When I lived in the Bar Area, i had two old acacia trees, deemed to be the two most dangerous trees in the city [hollowed and weakened by rot and roots cut constantly for various construction] These were BIG trees within 18 feet of the house. Since the trees were in the parking, I asked the city to replace them. That's when I found out the city owned them but the legislation had made ME responsible for them. I couldn't do a thing to them WITHOUT a written permit [the city owned them] yet I was supposed to be responsible for them. Right after learning all this and right after the city did a horrible trim job lopping off one side, a bad storm took one of the trees down. It fell diagonally just missing, well almost missing our house but flattened the front of the historical landmark building next door. Took two days for a full size city crew working constanntly to completely cut up and remove the LARGE tree's carcass! And this was with it lyiing on the ground. Since I am responsible for the tree, if it had more severely damaged our house, I would have had to pay a lot. But because it also fell adjacent, somehow the culpability went back to the city, not me, and they had to pay the neighbor to reconstruct his historical landmark house. Go figure. So there is govt at work again. THEY own the tree. Home owner is responsible for the tree, but can't trim it, can't select what type, can't cut it down. Nothing, without a permit and of course pay for the permit. Yet, and this is luckily, if the tree damages someone else's property, the city has to pay. Some lawyer somewhere must be getting rich off this convolution of logic.
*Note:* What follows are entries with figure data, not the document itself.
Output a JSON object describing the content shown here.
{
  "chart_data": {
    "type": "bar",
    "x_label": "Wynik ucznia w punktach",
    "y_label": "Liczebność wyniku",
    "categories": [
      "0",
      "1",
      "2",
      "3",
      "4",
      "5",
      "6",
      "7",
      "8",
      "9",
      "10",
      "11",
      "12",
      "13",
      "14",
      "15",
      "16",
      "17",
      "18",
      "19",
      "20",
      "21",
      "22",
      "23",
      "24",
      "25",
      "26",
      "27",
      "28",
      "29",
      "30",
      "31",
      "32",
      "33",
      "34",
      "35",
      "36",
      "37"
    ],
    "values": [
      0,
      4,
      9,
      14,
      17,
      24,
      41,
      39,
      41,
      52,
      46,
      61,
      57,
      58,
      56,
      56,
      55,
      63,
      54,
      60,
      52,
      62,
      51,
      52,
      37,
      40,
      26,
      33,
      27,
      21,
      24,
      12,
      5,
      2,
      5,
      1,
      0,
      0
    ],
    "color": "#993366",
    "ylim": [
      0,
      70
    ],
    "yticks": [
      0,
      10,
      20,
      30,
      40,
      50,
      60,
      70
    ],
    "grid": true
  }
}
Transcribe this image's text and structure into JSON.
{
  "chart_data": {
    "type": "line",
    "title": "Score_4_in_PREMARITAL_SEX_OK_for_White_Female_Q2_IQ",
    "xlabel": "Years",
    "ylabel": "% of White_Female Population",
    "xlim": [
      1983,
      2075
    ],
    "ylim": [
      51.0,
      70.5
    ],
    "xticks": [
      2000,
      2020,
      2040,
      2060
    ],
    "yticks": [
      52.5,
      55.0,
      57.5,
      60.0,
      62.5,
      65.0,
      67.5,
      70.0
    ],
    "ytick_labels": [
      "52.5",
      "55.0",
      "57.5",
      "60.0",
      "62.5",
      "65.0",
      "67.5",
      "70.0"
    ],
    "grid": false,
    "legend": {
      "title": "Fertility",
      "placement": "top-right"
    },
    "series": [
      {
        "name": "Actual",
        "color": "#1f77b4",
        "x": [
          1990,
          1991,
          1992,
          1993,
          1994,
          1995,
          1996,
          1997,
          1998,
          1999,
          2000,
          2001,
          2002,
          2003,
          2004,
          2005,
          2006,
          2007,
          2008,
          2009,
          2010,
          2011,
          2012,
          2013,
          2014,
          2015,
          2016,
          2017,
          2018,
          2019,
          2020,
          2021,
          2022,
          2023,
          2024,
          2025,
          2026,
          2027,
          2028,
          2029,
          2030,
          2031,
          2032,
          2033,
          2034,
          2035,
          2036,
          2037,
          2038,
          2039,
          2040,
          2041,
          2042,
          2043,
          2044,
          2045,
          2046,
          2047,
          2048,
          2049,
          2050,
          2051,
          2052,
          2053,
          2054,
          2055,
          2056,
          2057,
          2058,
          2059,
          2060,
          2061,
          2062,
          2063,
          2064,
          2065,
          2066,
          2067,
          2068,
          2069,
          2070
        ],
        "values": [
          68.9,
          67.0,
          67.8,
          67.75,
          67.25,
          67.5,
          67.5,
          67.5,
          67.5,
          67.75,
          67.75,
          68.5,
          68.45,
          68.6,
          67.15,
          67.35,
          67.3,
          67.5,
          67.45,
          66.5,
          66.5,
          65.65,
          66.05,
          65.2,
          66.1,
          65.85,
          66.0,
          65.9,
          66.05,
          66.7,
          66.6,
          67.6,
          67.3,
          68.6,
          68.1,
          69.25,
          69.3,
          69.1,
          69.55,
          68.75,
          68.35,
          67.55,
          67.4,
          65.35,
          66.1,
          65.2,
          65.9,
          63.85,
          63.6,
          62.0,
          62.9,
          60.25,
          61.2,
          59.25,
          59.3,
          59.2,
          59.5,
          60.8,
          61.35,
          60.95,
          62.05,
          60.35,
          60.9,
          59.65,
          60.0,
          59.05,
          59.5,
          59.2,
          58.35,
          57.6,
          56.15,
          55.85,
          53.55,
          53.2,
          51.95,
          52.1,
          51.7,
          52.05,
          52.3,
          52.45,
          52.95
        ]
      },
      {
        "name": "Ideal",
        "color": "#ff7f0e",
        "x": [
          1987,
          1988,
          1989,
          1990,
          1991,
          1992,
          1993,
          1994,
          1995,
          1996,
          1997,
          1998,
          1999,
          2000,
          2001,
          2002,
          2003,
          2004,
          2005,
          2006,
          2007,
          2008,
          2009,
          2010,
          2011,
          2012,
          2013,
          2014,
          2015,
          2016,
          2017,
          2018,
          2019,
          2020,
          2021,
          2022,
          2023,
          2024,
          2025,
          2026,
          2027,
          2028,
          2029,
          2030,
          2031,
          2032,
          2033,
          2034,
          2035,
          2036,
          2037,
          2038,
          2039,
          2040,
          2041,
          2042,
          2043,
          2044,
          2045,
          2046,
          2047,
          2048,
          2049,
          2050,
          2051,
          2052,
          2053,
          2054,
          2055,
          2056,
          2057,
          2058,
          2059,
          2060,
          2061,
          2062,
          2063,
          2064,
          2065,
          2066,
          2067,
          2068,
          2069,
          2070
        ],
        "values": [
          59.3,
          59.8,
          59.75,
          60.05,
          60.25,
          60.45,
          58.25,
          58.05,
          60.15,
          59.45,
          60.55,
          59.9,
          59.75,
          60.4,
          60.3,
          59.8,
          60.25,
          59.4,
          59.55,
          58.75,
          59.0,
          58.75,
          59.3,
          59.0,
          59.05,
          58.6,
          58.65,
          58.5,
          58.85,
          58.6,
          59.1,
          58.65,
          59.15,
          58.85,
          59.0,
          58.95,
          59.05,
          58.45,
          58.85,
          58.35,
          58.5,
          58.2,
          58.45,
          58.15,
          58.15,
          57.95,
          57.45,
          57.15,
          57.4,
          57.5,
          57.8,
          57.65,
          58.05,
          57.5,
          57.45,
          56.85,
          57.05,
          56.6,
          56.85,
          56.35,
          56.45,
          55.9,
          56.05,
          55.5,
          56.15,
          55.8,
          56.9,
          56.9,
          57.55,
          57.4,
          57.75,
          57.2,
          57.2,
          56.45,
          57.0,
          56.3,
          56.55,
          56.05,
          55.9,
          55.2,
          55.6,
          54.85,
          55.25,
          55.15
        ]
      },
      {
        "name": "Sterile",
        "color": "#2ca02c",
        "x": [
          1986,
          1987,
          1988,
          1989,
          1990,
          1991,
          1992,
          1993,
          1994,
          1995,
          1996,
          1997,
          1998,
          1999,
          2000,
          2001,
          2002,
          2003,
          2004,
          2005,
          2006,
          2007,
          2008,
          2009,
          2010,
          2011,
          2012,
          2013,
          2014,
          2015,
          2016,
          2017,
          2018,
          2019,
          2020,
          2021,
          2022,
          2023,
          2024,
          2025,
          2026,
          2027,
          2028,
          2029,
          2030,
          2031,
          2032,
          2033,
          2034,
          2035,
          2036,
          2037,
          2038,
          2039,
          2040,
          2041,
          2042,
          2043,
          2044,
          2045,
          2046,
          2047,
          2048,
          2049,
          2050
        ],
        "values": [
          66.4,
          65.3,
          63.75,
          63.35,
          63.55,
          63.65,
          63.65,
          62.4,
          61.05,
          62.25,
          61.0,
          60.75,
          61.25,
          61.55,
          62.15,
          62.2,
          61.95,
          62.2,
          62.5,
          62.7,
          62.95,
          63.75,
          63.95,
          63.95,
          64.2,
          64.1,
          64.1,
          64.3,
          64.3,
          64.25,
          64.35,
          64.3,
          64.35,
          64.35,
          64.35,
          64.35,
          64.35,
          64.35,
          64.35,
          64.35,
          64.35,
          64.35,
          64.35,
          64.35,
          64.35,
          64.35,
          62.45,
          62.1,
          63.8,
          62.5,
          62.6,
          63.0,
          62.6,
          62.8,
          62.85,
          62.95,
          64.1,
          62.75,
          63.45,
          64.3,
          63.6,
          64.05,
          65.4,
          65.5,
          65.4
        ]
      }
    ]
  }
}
The remaing tree? I was told the city would give me a free permit for me to hire someone to cut down the tree [estimation excess of $3,000. No thanks. Then along came light rail and THEY cut it down, part of their budget. Problem solved.
A few years ago the county wanted to clean out vegetation from a canal that cuts across about 200' of our property. It took...
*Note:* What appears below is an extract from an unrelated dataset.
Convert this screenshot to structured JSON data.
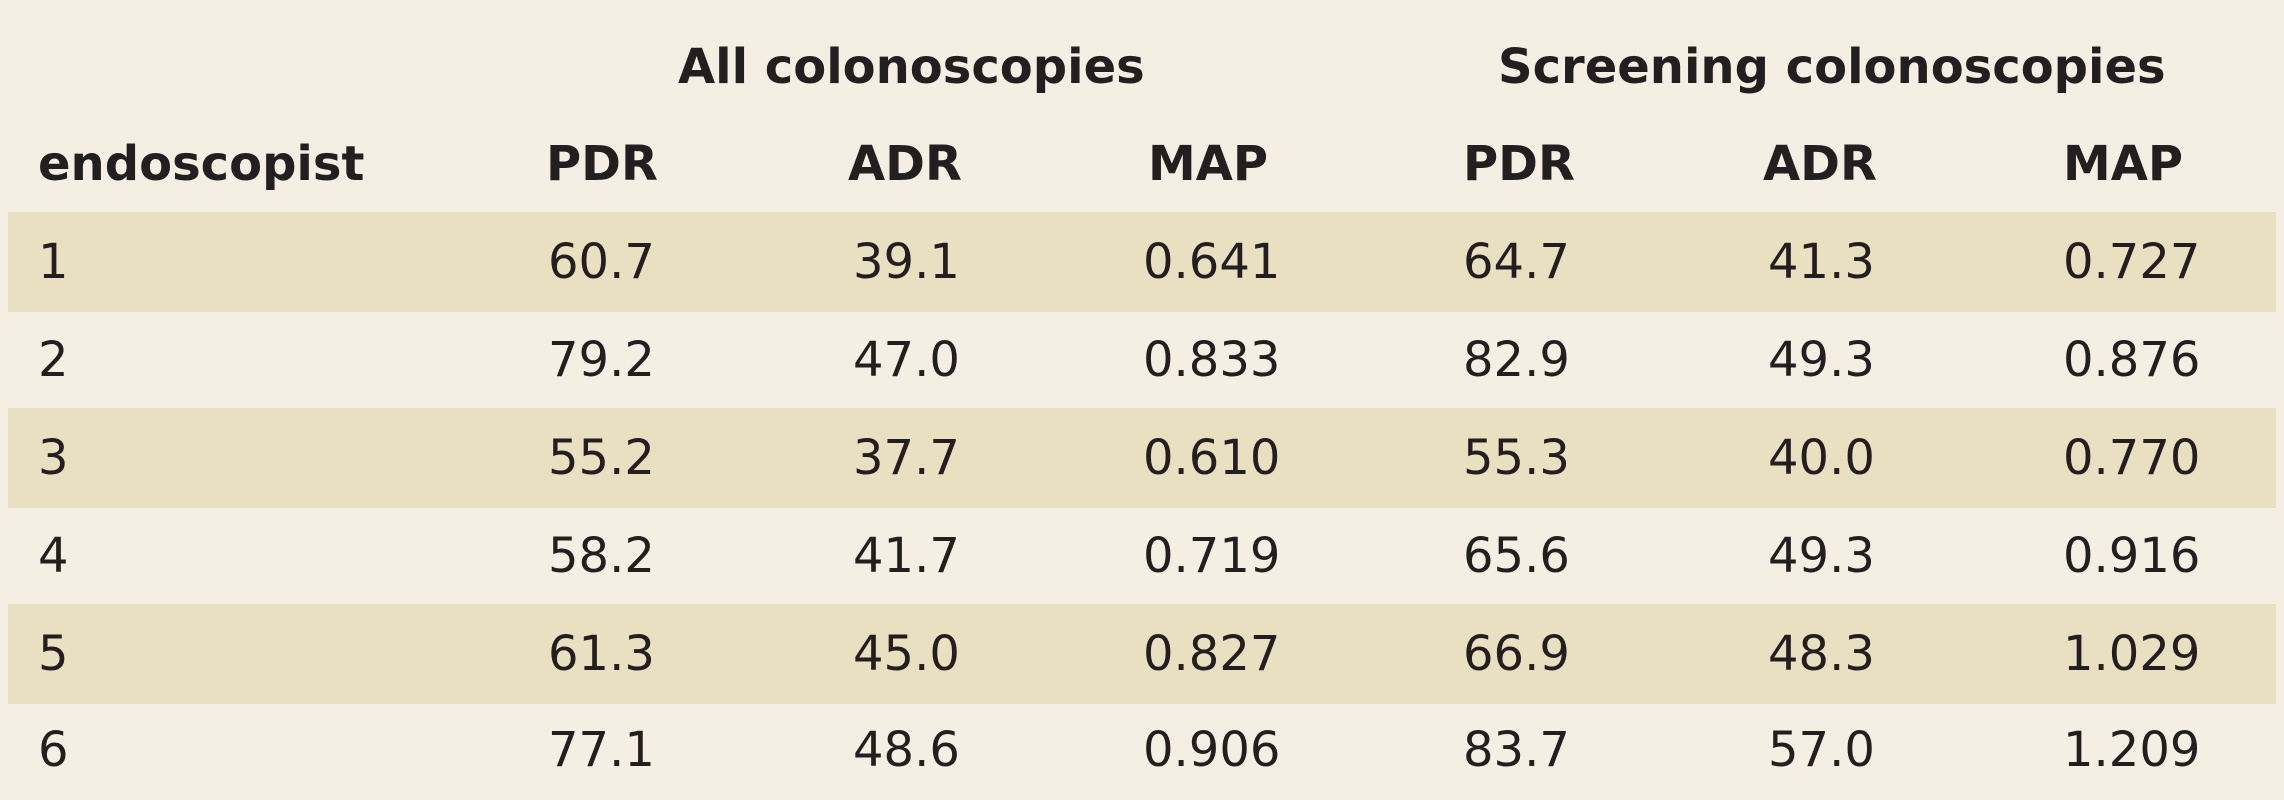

a roughly 25' diesel powered barge with moveable, chopping props a crane to get the boat in/out of the water
2 airboats
1 supervisor (with county car)
2 men to work the barge at least 4 other men to do I know not what about 3 days __________________
Non-government workers are more diligent. When I lived in Honolulu I was in a position to see work being done while the new state capitol was being built. There was one guy with a backhoe who was moving a pile of dirt from one place to another. When he finished, he moved it back to where it was originally. That's all he did, day after day...move the same pile of dirt back and forth. Can you say, "cost plus"?
Home office, I can verify during all the work listening to the chipper being USED!, hearing, watching. Actually, I was surprised too, but it seemed due to the storm they were supposed to be MANY other places. But I think my neighbor got some preferential priority becuase he 'owns' half of Los Gatos, plus the tree kind of fell across a bit of SJ's north-south main street.
In my part of the world, the town hires out Asplundth (sp?) contractors to do the chipping (i.e., chipping is done by private companies working for the town).